Malgré tout, un petit bilan municipal s'impose dans un domaine, pour lequel je suis un peu documenté, c'est la politique scolaire de cette mairie FN.

L'obligation de procéder discrètement pour mettre en œuvre le programme de l'extrême-droite dans le domaine scolaire

Avant de décrire les évolutions dans ce domaine il est nécessaire de préciser que la politique scolaire a été le fleuron des politiques municipales, que le maire soit de « droite » ou de « gauche ». Que la volonté soit d'attirer de nouveaux habitants ou de satisfaire des objectifs sociaux, cela a permis que la dotation municipale versée aux écoles par élève soit l'une des plus élevées de la région (100€ par enfant scolarisé!). C'est un confort dont tout le monde se félicite : ainsi personne n'a à dépenser de l'argent pour les fournitures scolaires à la rentrée, qui sont donc financées par la collectivité. Et la nouvelle municipalité est assez maligne pour comprendre qu'il est hors de question de s'en prendre frontalement à ce principe.
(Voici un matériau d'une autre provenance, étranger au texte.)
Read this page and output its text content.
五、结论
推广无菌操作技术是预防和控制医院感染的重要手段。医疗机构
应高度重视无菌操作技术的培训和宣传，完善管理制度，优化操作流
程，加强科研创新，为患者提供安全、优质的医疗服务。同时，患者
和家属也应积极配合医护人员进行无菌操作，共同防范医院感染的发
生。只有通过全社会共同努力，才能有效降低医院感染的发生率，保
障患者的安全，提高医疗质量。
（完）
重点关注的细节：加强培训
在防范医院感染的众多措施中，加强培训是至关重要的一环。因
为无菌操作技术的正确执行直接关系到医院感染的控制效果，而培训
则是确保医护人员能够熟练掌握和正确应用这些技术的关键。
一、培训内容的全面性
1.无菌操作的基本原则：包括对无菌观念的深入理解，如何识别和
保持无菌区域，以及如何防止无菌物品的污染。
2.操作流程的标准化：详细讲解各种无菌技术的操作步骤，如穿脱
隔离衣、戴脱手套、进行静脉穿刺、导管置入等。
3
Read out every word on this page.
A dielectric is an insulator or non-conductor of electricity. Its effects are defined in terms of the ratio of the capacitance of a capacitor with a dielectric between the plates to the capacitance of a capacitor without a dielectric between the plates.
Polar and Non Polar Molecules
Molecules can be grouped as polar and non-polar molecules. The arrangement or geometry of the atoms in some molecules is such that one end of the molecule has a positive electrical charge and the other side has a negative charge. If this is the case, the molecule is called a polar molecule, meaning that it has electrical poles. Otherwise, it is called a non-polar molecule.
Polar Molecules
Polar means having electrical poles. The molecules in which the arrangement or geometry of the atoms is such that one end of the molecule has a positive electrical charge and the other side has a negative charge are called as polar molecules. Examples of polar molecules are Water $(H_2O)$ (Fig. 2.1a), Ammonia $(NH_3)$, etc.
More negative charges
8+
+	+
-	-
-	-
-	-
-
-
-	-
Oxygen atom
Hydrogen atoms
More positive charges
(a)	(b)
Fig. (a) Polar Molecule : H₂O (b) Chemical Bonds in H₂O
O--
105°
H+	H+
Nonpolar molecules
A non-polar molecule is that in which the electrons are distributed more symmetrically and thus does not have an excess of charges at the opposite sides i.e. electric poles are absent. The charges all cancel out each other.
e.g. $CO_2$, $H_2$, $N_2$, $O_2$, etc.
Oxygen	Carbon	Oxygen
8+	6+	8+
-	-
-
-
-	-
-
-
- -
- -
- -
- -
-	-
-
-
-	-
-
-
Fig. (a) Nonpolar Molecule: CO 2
D'autre part, vivant à quelques kilomètres d'Orange, administrée depuis 20 ans par le clan Bompard, tout le monde ici connaît l'état de délabrement des écoles publiques de cette ville, ce qui nous rend d'autant plus vigilants sur ce point. L'autre point indispensable à mettre en avant est que l'extrême-droite est arrivée au pouvoir en étant minoritaire (36,6% des voix au deuxième tour), par la grâce d'une triangulaire qui mériterait à elle-seule de longs développements, hors de propos ici. Tous ces facteurs incitent donc à préserver les apparences d'un attachement au bon fonctionnement des écoles publiques laïques de la ville.

Malgré cela, le choix des personnes donne une première indication assez claire des orientations idéologiques de l'équipe municipale. Le « directeur général des services » (DGS) est Yann Baly, qui a été le secrétaire général de Chrétienté-Solidarité (2), une association catholique traditionaliste, et le délégué aux affaires scolaires est Jean-François Leroy, qui était auparavant membre du bureau de L'OGEC (Organisme de gestion des écoles catholiques) de l'école privée de Camaret sur Aigues. A priori on peut nourrir quelques doutes sur leur attachement au service public et laïque d'éducation, mais même François Mitterrand a fini par gagner la Résistance, donc tentons de surmonter nos préjugés, et jugeons sur pièce...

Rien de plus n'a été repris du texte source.